P=NP

Recently, a friend of mine pointed me to this possible solution to P vs. NP. Just to jog your memory, here's $20 (I know, it's a terrible joke and I apologise.) On a serious note, here is my previous post on the same problem. Now the key difference between the previous proof and this one is the result. Where as Vinay Deolaiker tried to show P != (read not equal) NP, Vladimir Romanov has tried to show P = NP.

In my last post, I didn't really cover the problem itself. As promised I will do so in this post. The P vs. NP problem is a problem in computational complexity, which I will explain at a very high level. The class P is of those problems which can be solved in polynomial time, which is conisdered to be analogous to efficient. These problems are considered "easy to solve." The class NP is problems which cannot be solved in polynomial time, but in superpolynomial time or worse. These problems are considered hard to solve. There is a bit more mathematical finesse to the whole problem, but this basic concept is sufficient for now.

The whole P vs. NP debate is based on the relationship between P and NP, i.e. is P = NP. If P = NP this means there exists a polynomial time (read efficient) solution to all NP problems. This doesn't tell us anything about the solutions for the problems, other than that they exist. If P != (read not equal) NP, then all NP problems cannot be solved in polynomial time (read efficiently.) There is a whole issue about problems being misclassified as NP, but we omit that as it is not necessary for this discussion.

What was discovered is that some NP problems, that can be written as another NP problem, known as reducing.
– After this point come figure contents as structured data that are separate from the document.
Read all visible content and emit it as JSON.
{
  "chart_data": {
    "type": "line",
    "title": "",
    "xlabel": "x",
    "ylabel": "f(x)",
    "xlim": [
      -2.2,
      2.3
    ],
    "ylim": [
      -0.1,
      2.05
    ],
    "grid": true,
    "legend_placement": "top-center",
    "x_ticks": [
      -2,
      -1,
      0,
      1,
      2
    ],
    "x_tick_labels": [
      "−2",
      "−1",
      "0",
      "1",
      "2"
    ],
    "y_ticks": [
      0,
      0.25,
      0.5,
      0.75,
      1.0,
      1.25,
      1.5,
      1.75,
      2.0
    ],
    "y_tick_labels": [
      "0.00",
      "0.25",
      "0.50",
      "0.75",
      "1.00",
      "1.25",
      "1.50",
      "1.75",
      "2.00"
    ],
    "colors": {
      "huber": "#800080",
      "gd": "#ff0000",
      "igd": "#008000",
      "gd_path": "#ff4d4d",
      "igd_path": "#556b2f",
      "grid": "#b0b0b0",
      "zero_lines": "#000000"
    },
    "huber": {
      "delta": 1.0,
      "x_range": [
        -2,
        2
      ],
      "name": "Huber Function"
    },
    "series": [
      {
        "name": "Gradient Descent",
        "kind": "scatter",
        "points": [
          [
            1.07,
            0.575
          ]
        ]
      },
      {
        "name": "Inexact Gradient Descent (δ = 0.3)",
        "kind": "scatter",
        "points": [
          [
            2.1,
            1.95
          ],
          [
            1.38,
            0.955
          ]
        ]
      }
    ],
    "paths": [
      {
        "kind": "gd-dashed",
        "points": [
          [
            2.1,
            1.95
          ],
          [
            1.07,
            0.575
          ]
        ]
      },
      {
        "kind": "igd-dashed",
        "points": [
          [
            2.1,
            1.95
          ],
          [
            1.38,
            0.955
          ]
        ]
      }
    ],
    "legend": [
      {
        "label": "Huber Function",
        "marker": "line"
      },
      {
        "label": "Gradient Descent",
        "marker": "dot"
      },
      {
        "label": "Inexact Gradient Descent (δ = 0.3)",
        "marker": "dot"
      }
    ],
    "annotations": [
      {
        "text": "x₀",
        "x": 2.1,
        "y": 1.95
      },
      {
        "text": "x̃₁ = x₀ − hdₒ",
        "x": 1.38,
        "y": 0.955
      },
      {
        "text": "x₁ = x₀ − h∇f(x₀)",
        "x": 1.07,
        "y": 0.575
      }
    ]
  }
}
An overly trivial example is how multiplication can be written as addition e.g. 3 x 7 = 7 + 7 + 7. Neither addition nor multiplication is NP, but the example will help you visualise the concept. Following this discovery, was the realisation that all other problems in NP could be reduced to certain other problem, which is known as NP-completeness. That is a problem is NP-Complete if all other NP problems can be reduced to it. All reduction to an NP-complete are polynomial in time (just trust me on this one.)

Now, this leads us to the basic structure of pretty much all P = NP proofs: A polynomial time solution problem to a NP-Complete problem. The logic is simple if there exists a polynomial time solution to problem C, then there exists a polynomial time for all NP problems P. To achieve this, we reduce P to C (which is polynomial in time) and then solve C (which is again polynomial.) A polynomial plus a polynomial is still a polynomial. Thus, all NP problems have a polynomial solution, which implies they are in P. Therefore P = NP QED.

Now, back to Romanov's proof. He has proposed a polynomial time solution for what is know as 3-Satisfiability or 3SAT. If you are unfamiliar with this problem read the Wikipedia entry on it for the basic idea. One of the most remarkable things about his proof, is that he has implemented it and released the code for it, available here. Some proofs, although efficient in theory, can not be realised in practice due to various implementation issues. Here what we have is not only a theoretical result, but a practical implementation of it as well, which is quite an achievement.

Now, on the the actual proof itself. After a first reading of this paper, I was fairly convinced that the proof is valid an will hold. But therein lies my folly. I then proceeded to properly read the paper and understand the proof and evaluate if it was valid or not. My evaluation would not be the best, but it would be a start. As I went on through the paper, I noticed something very disconcerting; some of the key points were not, in my opinion, explained well enough. Everything is explained, but some key points lacked sufficient detail, enough so as to make them seem more akin to magic than math.

Everything seems to check out, but as there is not enough detail on some of the main points, I am inclined to disregard this as a valid proof. Of course, I could be wrong, but that is up to domain experts to decide. I am tracking this story fairly closely and will post any updates I find. I'm sure you are wondering, "Why do you even care?" Very good question, which is shall explain in a future post.